Read this roughly when the film came out, it stuck in my head. Got no interest in seeing the film, just curious what you guys think of the piece. It's short.

Robert Adam Gilmour, Sunday, 27 December 2015 23:19 (eight years ago) link

But Oprah loves the Kennedys, and so the movie leads the audience to believe that J. Edgar Hoover and President Lyndon Johnson set out to surveil and destroy King because of his push for voting rights. But Attorney General Robert Kennedy signed the order, while his brother, who was then president, was still alive.

tbf this was when hoover was blackmailing the first bros over judith exner, but i stand by my post upthread that's waiting for the mlk movie that includes

the scene where jfk (bobby having failed) takes mlk out into the rose garden by himself to demand he renounce ties with stanley levinson because j edgar hoover is claiming that way-secret evidence proves he is in regular contact w the kremlin, and mlk keeps saying implacably that he'd like to see the evidence

because it is as good as great-man history (not the best lens for civil rights history) gets: mlk is nudged up the chain link-by-link, from aide to aide to rfk to jfk, and each successively more powerful person makes the same demand of him and is rebuffed, until finally mlk is alone with the most powerful person there is, who makes the same demand, and is rebuffed--and it's not just a scene about "personal integrity" but a scene about who actually has power and where they are getting it from.

denies the existence of dark matter (difficult listening hour), Monday, 28 December 2015 06:51 (eight years ago) link

two years pass...

Having taken the kids to Black Panther on Friday, I proposed that we all watch Selma last night -- kind of a Black History Month double-feature. I hadn't seen it, but I thought it might resonate with them and I was right. Some of the talky parts and references were over the heads of yr average 9- and 13-year-old, but I filled in gaps where I could. And in the moments that mattered obviously I didn't have to explain anything. The beatings and murders are vicious and disturbing (in a way that the beatings and murders in, say, Black Panther are not). My younger son several times said, "That should be illegal!," with genuine outrage.

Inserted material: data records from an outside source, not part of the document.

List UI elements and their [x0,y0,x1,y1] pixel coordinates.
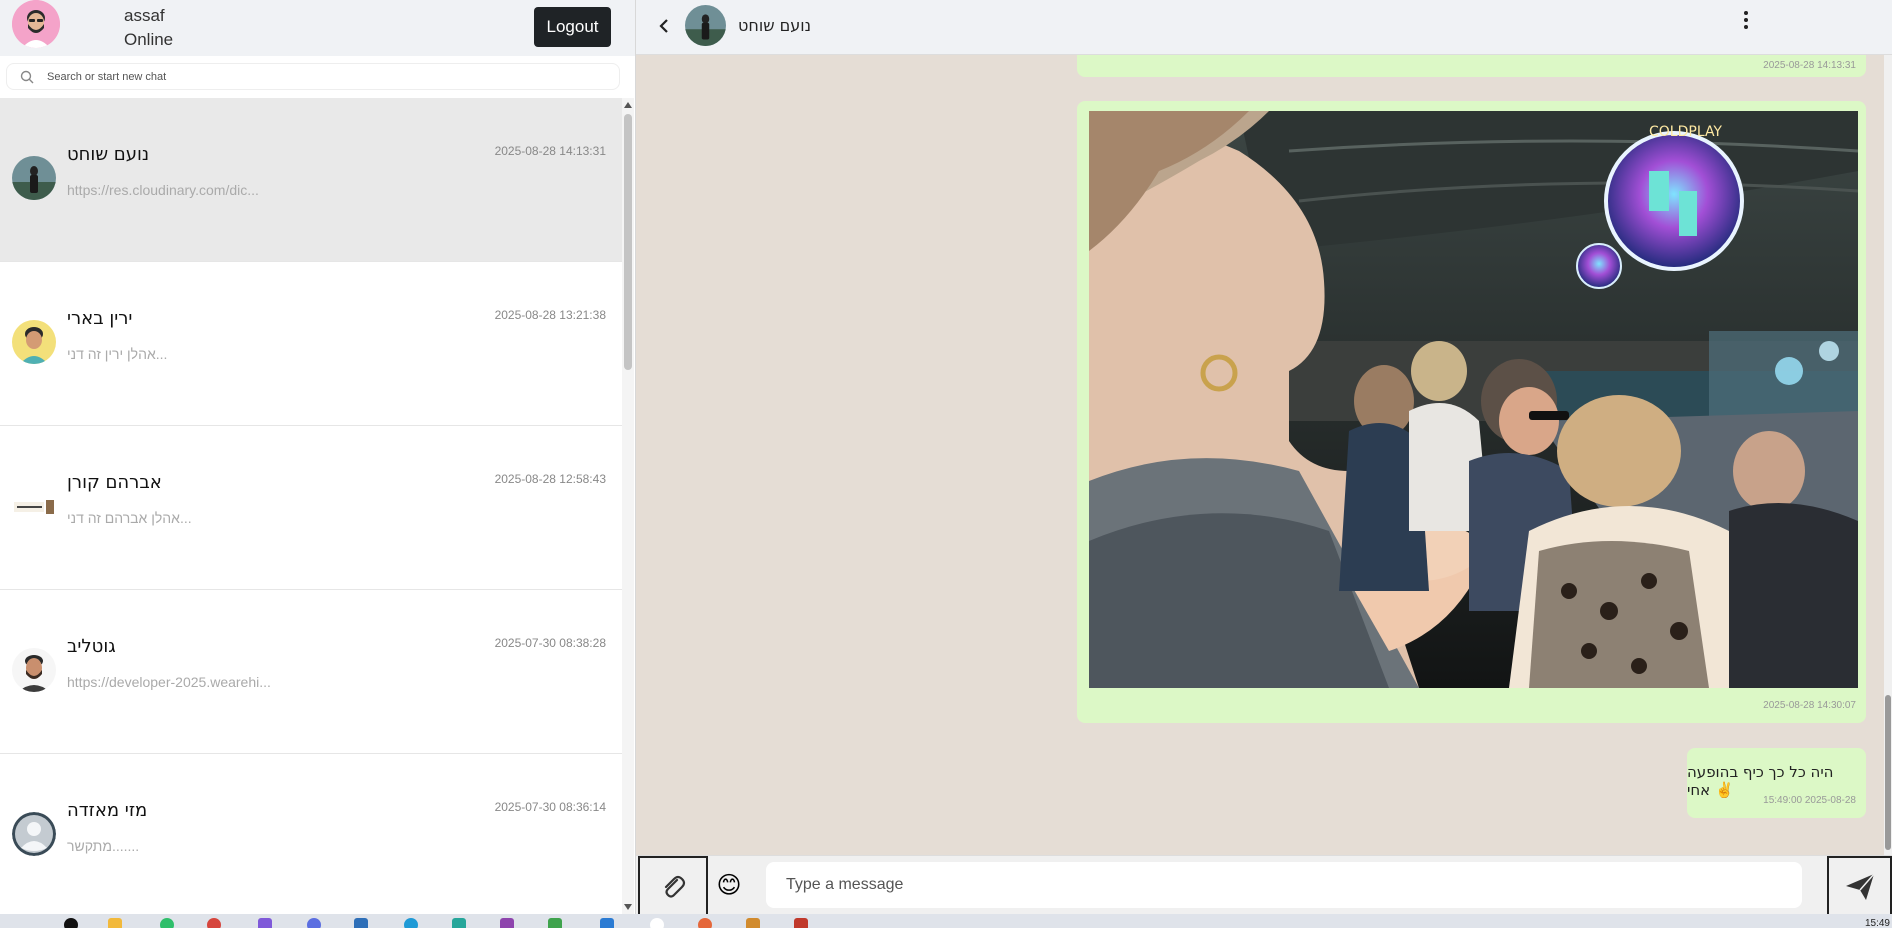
more-options-icon[interactable] [1734,6,1758,34]
svg-text:COLDPLAY: COLDPLAY [1649,124,1722,140]
chat-app: assaf Online Logout Search or start new … [0,0,1892,917]
chat-list-item[interactable]: גוטליב 2025-07-30 08:38:28 https://devel… [0,590,622,754]
chat-list-item[interactable]: מזי מאזדה 2025-07-30 08:36:14 מתקשר.....… [0,754,622,914]
contact-name: נועם שוחט [738,16,812,35]
taskbar-app-icon[interactable] [404,918,418,928]
scroll-up-arrow[interactable] [624,102,632,108]
taskbar-clock: 15:49 [1864,918,1890,928]
taskbar-app-icon[interactable] [650,918,664,928]
message-bubble: 2025-08-28 14:13:31 [1077,55,1866,77]
message-time: 15:49:00 2025-08-28 [1763,795,1856,806]
chat-preview: מתקשר....... [67,838,140,854]
message-image[interactable]: COLDPLAY [1089,111,1858,688]
message-composer: 😊 [636,855,1892,917]
chat-name: אברהם קורן [67,472,162,493]
taskbar-app-icon[interactable] [307,918,321,928]
chat-time: 2025-07-30 08:38:28 [494,636,606,650]
taskbar-app-icon[interactable] [500,918,514,928]
taskbar-app-icon[interactable] [548,918,562,928]
message-bubble: COLDPLAY 2025-08-28 14:30:07 [1077,101,1866,723]
chat-list-scrollbar[interactable] [622,98,634,914]
chat-preview: https://developer-2025.wearehi... [67,674,271,690]
chat-time: 2025-08-28 13:21:38 [494,308,606,322]
logout-button[interactable]: Logout [534,7,611,47]
avatar [12,156,56,200]
menu-dot [1744,25,1748,29]
avatar[interactable] [12,0,60,48]
chat-preview: אהלן אברהם זה דני... [67,510,192,526]
scroll-thumb[interactable] [624,114,632,370]
chat-time: 2025-08-28 12:58:43 [494,472,606,486]
send-icon [1845,873,1875,900]
os-taskbar: 15:49 [0,914,1892,928]
taskbar-app-icon[interactable] [746,918,760,928]
chat-list-item[interactable]: ירין בארי 2025-08-28 13:21:38 אהלן ירין … [0,262,622,426]
scroll-thumb[interactable] [1885,695,1891,850]
chat-name: גוטליב [67,636,116,657]
taskbar-app-icon[interactable] [698,918,712,928]
chat-time: 2025-08-28 14:13:31 [494,144,606,158]
search-input[interactable] [47,70,607,83]
chat-list: נועם שוחט 2025-08-28 14:13:31 https://re… [0,98,622,914]
taskbar-app-icon[interactable] [600,918,614,928]
chat-time: 2025-07-30 08:36:14 [494,800,606,814]
message-input[interactable] [766,862,1802,908]
search-icon [7,70,47,84]
sidebar: assaf Online Logout Search or start new … [0,0,636,914]
search-bar [6,63,620,90]
user-status: Online [124,30,174,49]
conversation-pane: נועם שוחט 2025-08-28 14:13:31 COLDPLAY 2… [636,0,1892,917]
avatar [12,320,56,364]
avatar [12,648,56,692]
taskbar-app-icon[interactable] [794,918,808,928]
message-time: 2025-08-28 14:30:07 [1763,700,1856,711]
taskbar-app-icon[interactable] [108,918,122,928]
menu-dot [1744,11,1748,15]
message-bubble: היה כל כך כיף בהופעה אחי ✌️ 15:49:00 202… [1687,748,1866,818]
avatar[interactable] [685,5,726,46]
back-button[interactable] [650,12,678,40]
message-list: 2025-08-28 14:13:31 COLDPLAY 2025-08-28 … [636,55,1892,855]
chat-name: ירין בארי [67,308,133,329]
scroll-down-arrow[interactable] [624,904,632,910]
chat-preview: https://res.cloudinary.com/dic... [67,182,259,198]
taskbar-app-icon[interactable] [160,918,174,928]
user-name: assaf [124,6,165,25]
chat-list-item[interactable]: אברהם קורן 2025-08-28 12:58:43 אהלן אברה… [0,426,622,590]
taskbar-app-icon[interactable] [64,918,78,928]
sidebar-header: assaf Online Logout [0,0,635,56]
conversation-header: נועם שוחט [636,0,1892,55]
menu-dot [1744,18,1748,22]
chat-list-item[interactable]: נועם שוחט 2025-08-28 14:13:31 https://re… [0,98,622,262]
avatar [12,812,56,856]
chevron-left-icon [659,19,668,33]
emoji-button[interactable]: 😊 [714,870,744,900]
taskbar-app-icon[interactable] [207,918,221,928]
send-button[interactable] [1827,856,1892,917]
avatar [12,484,56,528]
chat-preview: אהלן ירין זה דני... [67,346,168,362]
conversation-scrollbar[interactable] [1884,55,1892,855]
chat-name: מזי מאזדה [67,800,148,821]
paperclip-icon [664,875,686,898]
taskbar-app-icon[interactable] [452,918,466,928]
chat-name: נועם שוחט [67,144,150,165]
message-text: היה כל כך כיף בהופעה אחי ✌️ [1687,763,1834,799]
taskbar-app-icon[interactable] [258,918,272,928]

It's not a great movie, but it's pretty good and its conventionality and narrative reductions make it a good civil rights movie for kids. It's one thing to learn about segregation, as they both have. It's another thing to watch people being bludgeoned by the state.

too bad she's going on to make a terrible looking Wrinkle in Time adaptation, I think she's a more talented director than that lets on (maybe I'll be surprised but the trailers are painful)

akm, Monday, 19 February 2018 21:49 (six years ago) link

Yeah I'm not optimistic about Wrinkle.